Août-1930

Cahier n°27

1er août [1930]

Repris buste docteur Legueu[1]. J'ai fait avancer dans l'atelier le marbre Sun Yat Sen. Il gagne. Ce changement d'éclairage m'a fait voir pas mal de retouches à faire.

2 [août 1930]

Le buste de Mme Bouisson est terminé. Ai-je fait du travail utile ces jours derniers sur ce buste? Par moments je trouve que le premier, avant le voyage à Muret, est mieux. J'ai été ensuite voir la collection de M. et Mme Bouisson. Il y a beaucoup de très belles toiles, des Sisley surtout, remarquables. Un magnifique Renoir. Et puis il y a la collection moderne... Comme je faisais des réserves prudentes devant un affreux Kisling, la gentille Mme Bouisson me dit :

— Ah! c'est du moderne.
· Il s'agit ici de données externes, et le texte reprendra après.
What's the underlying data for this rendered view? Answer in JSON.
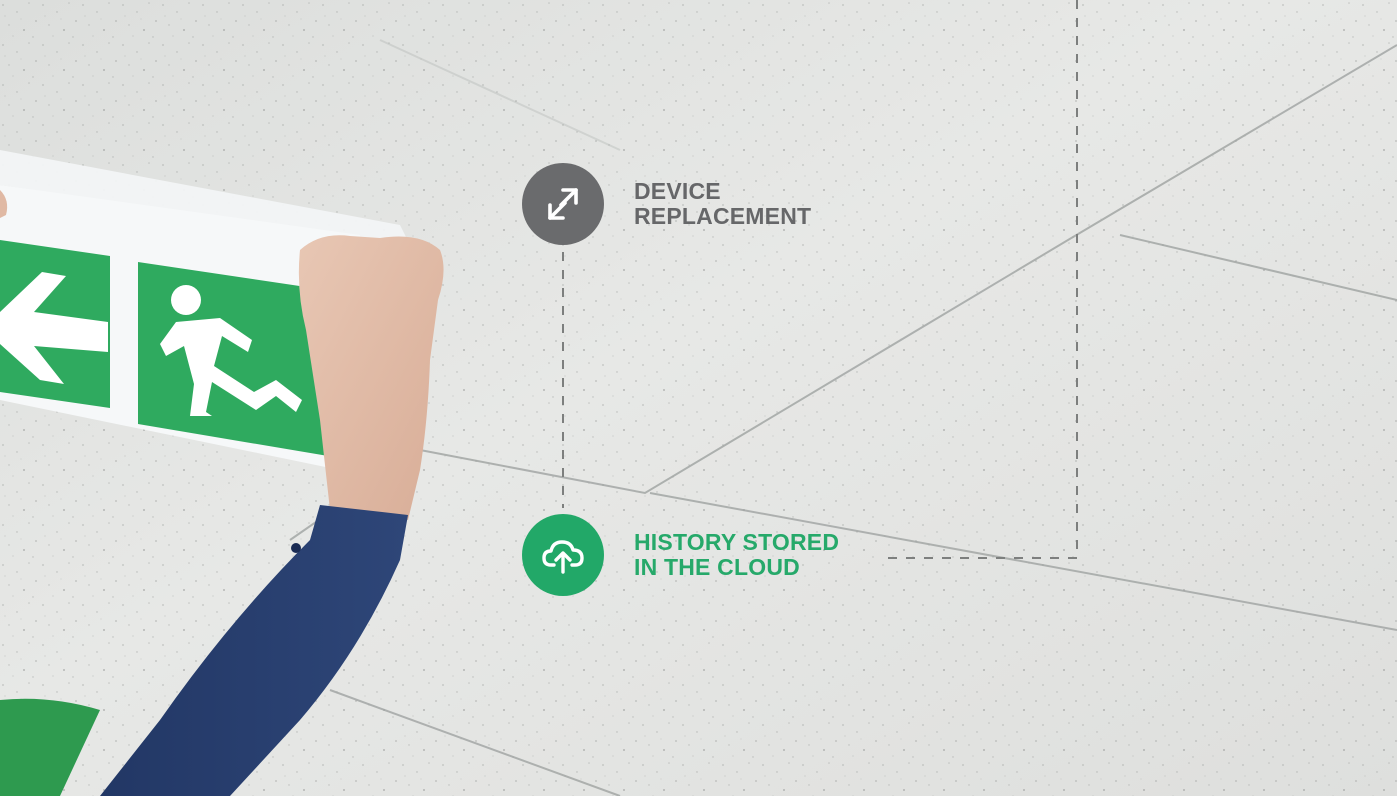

Il faut s'y faire...

Avec ce mot moderne, on fait avaler aux gens des toiles de ce genre qui ne sont que faibles et n'ont absolument rien d'intéressant. C'est sans espoir (la peinture de Kisling), car l'homme est vieux. Une très belle collection de Steinlen. Quel grand artiste!

3 [août 1930]

Fronton Paul Adam. La femme sur le bûcher : Mahaut. Elle était trop belle, je l'ai maigrie. C'est mieux.
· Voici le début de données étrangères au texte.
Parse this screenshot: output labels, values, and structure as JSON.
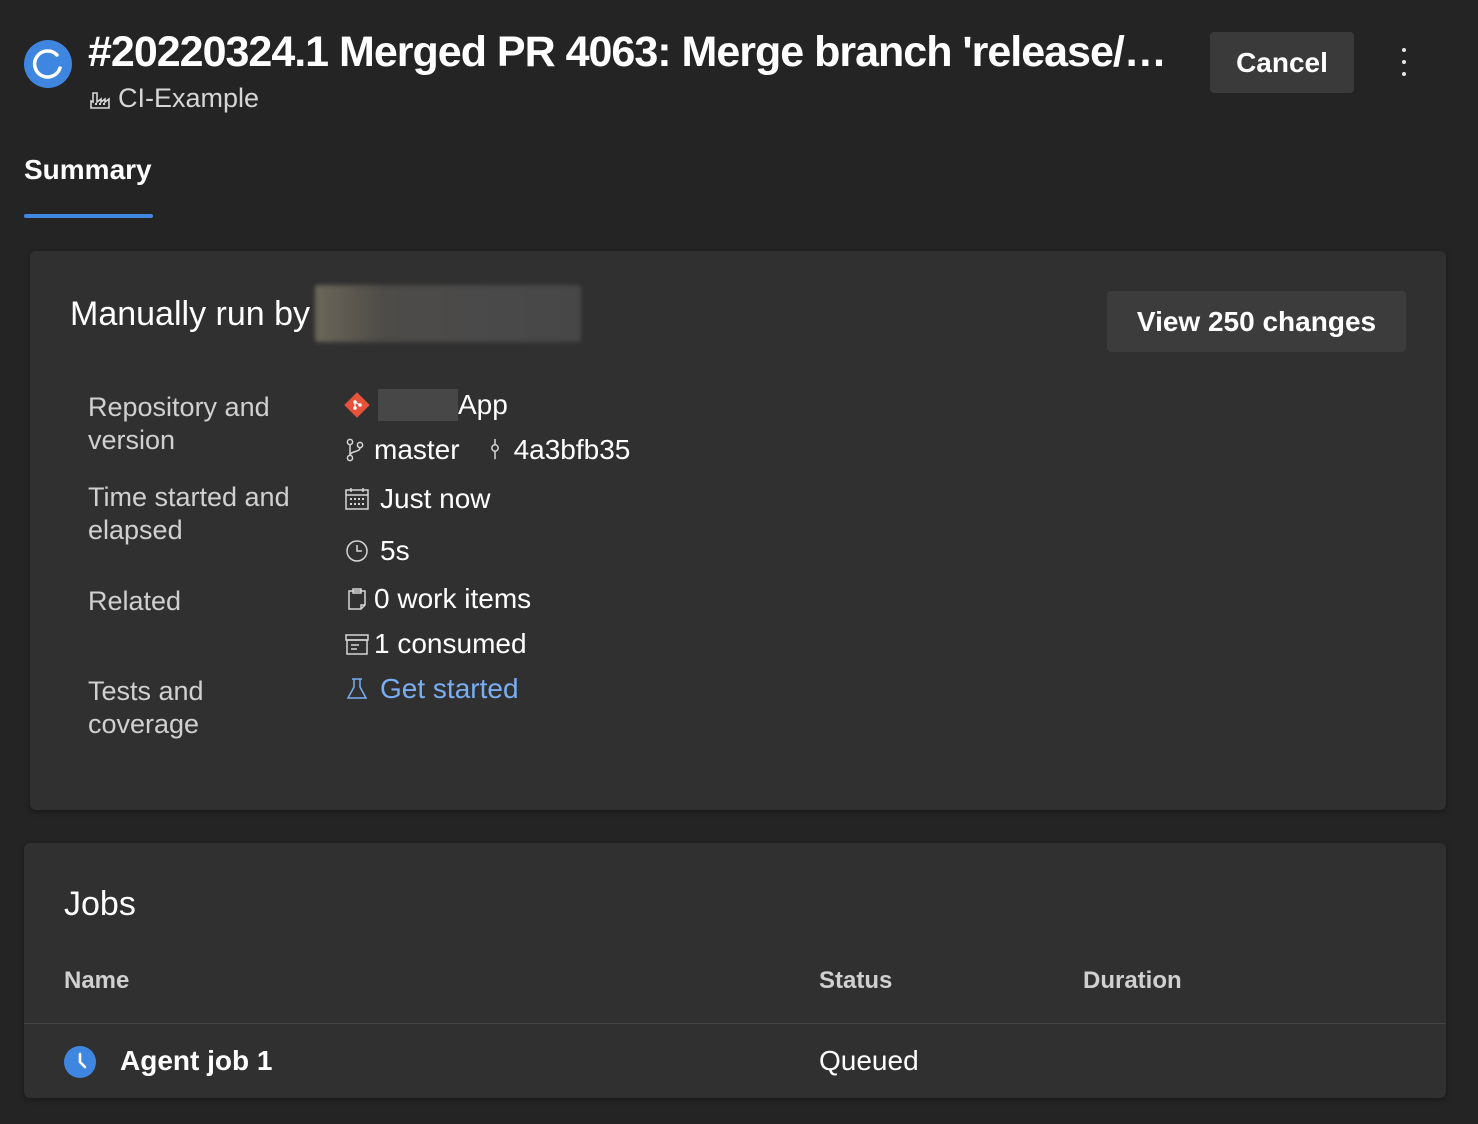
{
  "header": {
    "title": "#20220324.1 Merged PR 4063: Merge branch 'release/2...",
    "pipeline_name": "CI-Example",
    "cancel_label": "Cancel",
    "status_color": "#3f86e0"
  },
  "tabs": [
    {
      "label": "Summary",
      "selected": true
    }
  ],
  "summary": {
    "run_by_prefix": "Manually run by",
    "view_changes_label": "View 250 changes",
    "details": {
      "repository_label": "Repository and version",
      "repository_name_suffix": "App",
      "branch": "master",
      "commit": "4a3bfb35",
      "time_label": "Time started and elapsed",
      "started": "Just now",
      "elapsed": "5s",
      "related_label": "Related",
      "work_items": "0 work items",
      "consumed": "1 consumed",
      "tests_label": "Tests and coverage",
      "tests_link": "Get started"
    },
    "colors": {
      "git_icon": "#e8523a",
      "link": "#79aef2"
    }
  },
  "jobs": {
    "title": "Jobs",
    "columns": [
      "Name",
      "Status",
      "Duration"
    ],
    "rows": [
      {
        "name": "Agent job 1",
        "status": "Queued",
        "duration": ""
      }
    ]
  }
}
Les dessins pour Mme Prince. J'en ai fait quatre, des quatre esquisses. Elle choisira malheureusement certainement celle qui gesticule. Lu le Jean-Paul, de F[erdinand] Bac. C'est fort bien fait.

4 [août 1930]

Reprise du fronton Paul AdamBuste docteur Legueu. Son fils aîné venu le voir, m'a fait forces compliments.

Dîner chez le couple Bigot. Quelle femme! Elle me fait penser à une mante religieuse. Bigot est absurde. Il veut donner à Bouchard la figure principale du monument Mondement. C'est absurde. C'est très incorrect. Et ça fera probablement des histoires. Je ne comprends pas que Bouchard accepte. Mme Bigot n'a cessé de parler d'elle, durant tout le dîner. Bigot, complètement éteint ne disait rien, les yeux au ciel. Elle dit :

— Il passe son temps à dire pis que pendre de moi, mais il ne peut pas se passer de moi.

Bigot, toujours les yeux au ciel.

Travail à ce fronton du monument Paul Adam.

5 [août 1930]

Fronton Paul Adam.

À l'improviste Tchang Tchiao me téléphone pour m'annoncer qu'un congrès des membres du Kuomitang en Europe, réunis en ce moment à Paris, se terminait aujourd'hui. Les congressistes se proposaient de venir voir la statue de Sun Yat Sen, aujourd'hui même... M. Kao Lou est arrivé le premier, à l'heure fixée. Mais les autres sont arrivés une heure en retard. Ils m'ont envahi, une trentaine environ. Ils me donnaient tous une impression de grande jeunesse. Visages jaunes, cheveux noirs, très noirs, très lisses, la plupart petits. Quand ils furent tous réunis devant la statue, un petit jeune homme, le président du congrès me dit M. Tchang, prit la parole. Était-ce un discours? une prière? une invocation? Tous à certains silences, s'inclinaient ensemble. Quand le président eut fini de parler, ils restèrent pliés en deux pendant cinq minutes. Alors on démasqua un reporter photographique et nous fumes tous photographiés.

— Vous avez une petite idée du culte qui sera rendu, en Chine, à votre statue, pendant des siècles et des siècles, me dit le président.

Raymond Isay arrive pendant cette visite. Nous avions rendez-vous pour dîner ensemble. Peu à peu la Chine évacua mes ateliers. Ils sont très sympathiques. Regret d'être dans l'impossibilité d'aller là-bas en novembre.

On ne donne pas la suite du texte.